This piece originally appeared on The Odyssey Online. Co-authored by Congressman Seth Moulton (D-Mass.) and Evan Engstrom.
The American Dream is built on the premise that regardless of who you are or where you’re born, if you work hard you can achieve greatness. Over the past century, entrepreneurs have embodied this ideal. The son of a Syrian migrant created one of the world’s most valuable companies out of his garage in California. Companies that were started in dorm rooms and university labs have changed the way we live and work.
Today, startups are the backbone of our nation’s economy. They drive growth and innovation, create jobs, and transform communities. According to research by the Kauffman Foundation, small, young firms have created an average of 1.5 million jobs per year over the past three decades, accounting for nearly all net new job growth. Fortunately, this growth is no longer limited to traditional tech hubs like Silicon Valley. It is happening all over the country. In towns across America—from Salem to Nashville to San Diego—new startup hubs are rising, capitalizing on local assets to bring ideas to life and transform local economies.

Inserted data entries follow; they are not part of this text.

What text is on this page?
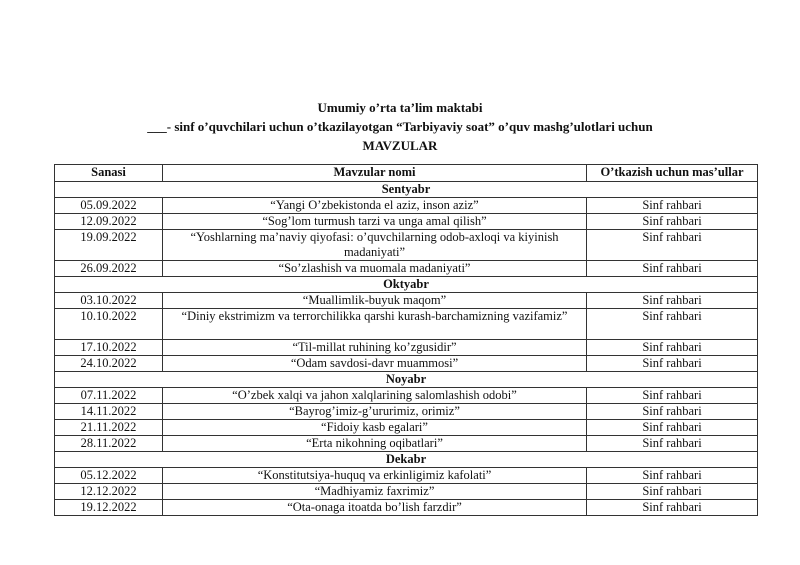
Umumiy o’rta ta’lim maktabi
___- sinf o’quvchilari uchun o’tkazilayotgan “Tarbiyaviy soat” o’quv mashg’ulotlari uchun
MAVZULAR
Sanasi	Mavzular nomi	O’tkazish uchun mas’ullar
Sentyabr		
05.09.2022	“Yangi O’zbekistonda el aziz, inson aziz”	Sinf rahbari
12.09.2022	“Sog’lom turmush tarzi va unga amal qilish”	Sinf rahbari
19.09.2022	“Yoshlarning ma’naviy qiyofasi: o’quvchilarning odob-axloqi va kiyinish madaniyati”	Sinf rahbari
26.09.2022	“So’zlashish va muomala madaniyati”	Sinf rahbari
Oktyabr		
03.10.2022	“Muallimlik-buyuk maqom”	Sinf rahbari
10.10.2022	“Diniy ekstrimizm va terrorchilikka qarshi kurash-barchamizning vazifamiz”	Sinf rahbari
17.10.2022	“Til-millat ruhining ko’zgusidir”	Sinf rahbari
24.10.2022	“Odam savdosi-davr muammosi”	Sinf rahbari
Noyabr		
07.11.2022	“O’zbek xalqi va jahon xalqlarining salomlashish odobi”	Sinf rahbari
14.11.2022	“Bayrog’imiz-g’ururimiz, orimiz”	Sinf rahbari
21.11.2022	“Fidoiy kasb egalari”	Sinf rahbari
28.11.2022	“Erta nikohning oqibatlari”	Sinf rahbari
Dekabr		
05.12.2022	“Konstitutsiya-huquq va erkinligimiz kafolati”	Sinf rahbari
12.12.2022	“Madhiyamiz faxrimiz”	Sinf rahbari
19.12.2022	“Ota-onaga itoatda bo’lish farzdir”	Sinf rahbari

There is a growing recognition that creating a national and local environment where startups can thrive and scale is critical. While a great idea creates a foundation, fostering an entrepreneurial ecosystem that connects startups with partners in education, investment, and government is essential to transforming that idea into reality. There is an increasing awareness in Congress that pushing policies that foster startup innovation brings new businesses and jobs to their districts.

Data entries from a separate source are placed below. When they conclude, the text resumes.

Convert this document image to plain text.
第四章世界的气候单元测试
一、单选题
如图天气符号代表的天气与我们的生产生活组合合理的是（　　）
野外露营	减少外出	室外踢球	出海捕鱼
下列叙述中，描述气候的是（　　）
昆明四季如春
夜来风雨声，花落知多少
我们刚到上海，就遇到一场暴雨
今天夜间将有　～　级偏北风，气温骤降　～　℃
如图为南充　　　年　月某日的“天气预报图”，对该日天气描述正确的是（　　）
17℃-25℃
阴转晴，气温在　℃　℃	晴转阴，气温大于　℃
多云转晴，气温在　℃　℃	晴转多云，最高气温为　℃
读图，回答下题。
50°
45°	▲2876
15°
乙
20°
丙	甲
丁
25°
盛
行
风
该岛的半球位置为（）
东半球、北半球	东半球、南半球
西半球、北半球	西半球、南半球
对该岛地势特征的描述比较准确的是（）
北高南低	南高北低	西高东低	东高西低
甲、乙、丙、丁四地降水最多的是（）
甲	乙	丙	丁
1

Still, a gap between startups and policymakers remains. Many members of Congress are not aware of the enormous impact these young companies are having in their own districts. On the other side, many startups are not aware of the outsized impact that government policies and resources can have on their chances at success. Startups help to bridge this gap, but nothing compares to a direct relationship between an elected official and his or her constituents.
As a former entrepreneur and current member of the U.S. House of Representatives, and as the head of a non-profit organization that works tirelessly to amplify the voice of startups in D.C., we recognize the tremendous importance of building a lasting dialogue between policymakers and startups. That’s why we were excited to partner with a number of other organizations and the members of the Congressional Caucus on Innovation and Entrepreneurship for the fourth-annual Startup Day Across America, which took place last week.
On August 4, dozens of members of Congress participated in events with entrepreneurs, incubators, and accelerators to celebrate the ingenuity and innovation taking place in their districts and states. In cities and towns around the country, elected officials had the chance to see firsthand how startups are leveraging the power of technology to develop new products and services at an unprecedented rate and drive economic growth in their districts. At these same events, entrepreneurs had the opportunity to showcase their work and tell policymakers how and why supportive policies make a difference.
In Massachusetts, we organized a roundtable discussion that featured an impressive group of local entrepreneurs that highlighted how startup companies in the Sixth District are creating jobs and producing innovative products to solve real-world challenges.
Entrepreneurs often take substantial financial risks in order to get a business off the ground, and it is critical that local entrepreneurs have the support of their elected representatives.
Whether it’s a tour of a local incubator, a demo from a startup, or simply a phone call with an entrepreneur in your district, these important conversations don’t just have to take place on a single day in August. We encourage lawmakers to schedule conversations with startups throughout the year and consistently connect and build relationships with the innovators driving economic growth in their communities. From protecting net neutrality to finding ways to drive capital to diverse entrepreneurs, lawmakers have the power to craft and champion policies that support startups. It’s critical that policymakers make an effort to understand what those policies are, according to the startups creating change right in their own backyards. And who knows—one of us may meet the next Steve Jobs, chasing the American Dream from his or her very own garage.